Le navire humanitaire Aylan Kurdi de l'ONG Sea-Eye, avec à son bord 64 migrants, est stationné au large de l'île italienne de Lampedusa en attendant qu’un port accepte d’accueillir les naufragés. Le temps presse, selon l’équipage, qui craint l’arrivée de violentes intempéries. "Nous ne sommes pas sûrs que le Aylan Kurdi puisse survivre à cette tempête sans être à l’abri", insiste sur Twitter l'organisation.

"Il pleut, le vent devient plus fort. Le capitaine a décidé d'amener toutes les personnes sous le pont", alerte sur Twitter l’ONG allemande Sea-Eye, qui affrète le navire humanitaire Aylan Kurdi.

Le bateau qui a secouru mercredi 3 avril 64 migrants - dont dix femmes, cinq enfants et un nouveau-né - au large de la Libye, stationne à quelques miles de l’île italienne de Lampedusa. L’Italie, fidèle à sa politique de fermeture des ports, refuse de laisser les naufragés débarquer sur son sol. Pourtant, le temps presse.

Les humanitaires s’apprêtent à affronter l’arrivée prochaine d’une tempête avec des vagues pouvant atteindre six mètres de haut. Le Aylan Kurdi étant un petit navire, l’équipage craint pour sa sécurité et celle de ses passagers. "Nous ne sommes pas sûrs que le Aylan Kurdi puisse survivre à cette tempête sans être à l’abri", insiste sur Twitter Sea-Eye.

À bord, la situation est déjà très précaire. Les migrants s’entassent dans chaque recoin du bateau : sur le pont, dans l’infirmerie et dans des containers. Pour se protéger du froid, l’équipage a distribué des couvertures de survie aux naufragés.

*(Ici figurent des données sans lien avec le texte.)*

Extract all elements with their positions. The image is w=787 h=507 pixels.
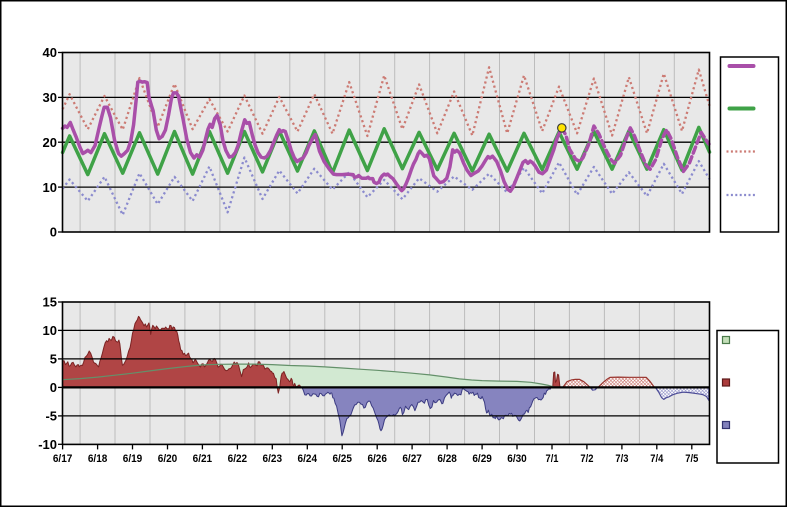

L’équipage dit être en contact avec le ministère allemand des Affaires étrangères pour trouver un port de débarquement.

Alors que le Aylan Kurdi implore l’Europe de trouver une solution, le ministre français de l’Intérieur a estimé ce vendredi que les ONG chargées de secourir les migrants en Méditerranée "ont pu se faire complices" des passeurs, les appelant à "avoir une attitude responsable". Des propos qui font écho à ceux de Matteo Salvini qui, jeudi encore, dénonçait devant la presse le rôle des ONG en mer, assurant "de pas être le seul à avoir des doutes sur les ONG en Méditerranée".